左出拳、右推掌、底盘稳扎稳打。隆冬的夜降着厚厚的白霜,万籁俱寂,何曜却在自己的庭院里练出了一身薄汗。直到累了才收手回屋,这回倒是倒头就睡了。
天一亮何曜就醒了,精神头儿格外足,罕见的眉眼飞扬,心情特别棒。何曜跳下床去穿衣,动作麻利,三两下便妥了。他虽然回了京城,但也不是整日无所事事的,前不久圣旨下来,他在宫中担了个千牛卫的职位,京都十二卫之一,伴皇帝左右保护其安全的。这会儿得赶去上值。何曜给老太太请了安,便跨上马一溜烟地不见了影子,元春追出来叫他多穿衣裳却还是晚了一步,“时辰还早呢,也不知道急个什么。”

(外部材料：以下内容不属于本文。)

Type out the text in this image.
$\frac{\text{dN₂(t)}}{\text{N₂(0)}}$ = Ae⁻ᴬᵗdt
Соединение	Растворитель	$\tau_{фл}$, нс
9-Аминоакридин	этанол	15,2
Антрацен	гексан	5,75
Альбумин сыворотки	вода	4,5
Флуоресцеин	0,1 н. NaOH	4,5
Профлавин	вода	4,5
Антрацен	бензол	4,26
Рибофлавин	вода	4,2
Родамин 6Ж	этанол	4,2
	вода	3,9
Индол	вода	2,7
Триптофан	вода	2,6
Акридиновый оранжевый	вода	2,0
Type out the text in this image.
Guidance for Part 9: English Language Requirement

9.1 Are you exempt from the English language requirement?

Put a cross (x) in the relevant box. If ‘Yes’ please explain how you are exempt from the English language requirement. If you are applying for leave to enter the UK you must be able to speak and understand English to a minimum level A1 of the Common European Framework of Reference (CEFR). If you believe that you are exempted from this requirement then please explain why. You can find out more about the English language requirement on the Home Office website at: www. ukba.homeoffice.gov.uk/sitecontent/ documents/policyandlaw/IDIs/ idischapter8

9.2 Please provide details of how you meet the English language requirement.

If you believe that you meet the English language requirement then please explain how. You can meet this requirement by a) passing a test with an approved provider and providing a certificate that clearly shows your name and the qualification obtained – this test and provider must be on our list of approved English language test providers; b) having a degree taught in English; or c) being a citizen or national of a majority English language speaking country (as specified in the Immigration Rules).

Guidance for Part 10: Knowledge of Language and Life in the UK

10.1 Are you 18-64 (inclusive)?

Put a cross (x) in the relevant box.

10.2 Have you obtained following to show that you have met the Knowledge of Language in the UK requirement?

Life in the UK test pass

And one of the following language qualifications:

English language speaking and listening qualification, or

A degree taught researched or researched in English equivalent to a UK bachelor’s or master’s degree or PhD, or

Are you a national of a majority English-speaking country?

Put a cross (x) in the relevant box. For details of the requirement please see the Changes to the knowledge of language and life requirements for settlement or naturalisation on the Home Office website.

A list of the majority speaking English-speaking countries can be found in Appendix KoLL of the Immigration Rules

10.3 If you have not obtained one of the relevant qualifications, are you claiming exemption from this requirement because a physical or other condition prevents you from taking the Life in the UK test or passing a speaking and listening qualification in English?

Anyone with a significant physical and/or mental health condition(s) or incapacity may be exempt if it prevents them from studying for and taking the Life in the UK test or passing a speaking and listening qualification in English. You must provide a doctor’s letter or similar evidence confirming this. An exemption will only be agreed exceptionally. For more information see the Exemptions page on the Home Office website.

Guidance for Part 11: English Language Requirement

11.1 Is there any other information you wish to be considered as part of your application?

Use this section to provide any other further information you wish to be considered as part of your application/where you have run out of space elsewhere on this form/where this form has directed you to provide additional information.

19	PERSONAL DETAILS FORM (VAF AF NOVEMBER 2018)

何曜去军营的路上可以拐个弯绕道宝塔家,虽然他知道这大清早的遇见宝塔几率极小,但还是兴致勃勃地从她家门口过。瞧一眼人家的大门,何曜都觉得干什么都有劲。
路过的宝家的时候,宝家的店铺还没开。路上冷冷清清地没几个人,何曜骑着马特地放慢了速度,待过了宝家才又重新打马,奔向皇宫。
离皇宫还有段距离,乌黑骏马一路跑,经过平安街的时候,何曜忽然猛地拉住了缰绳,“吁......”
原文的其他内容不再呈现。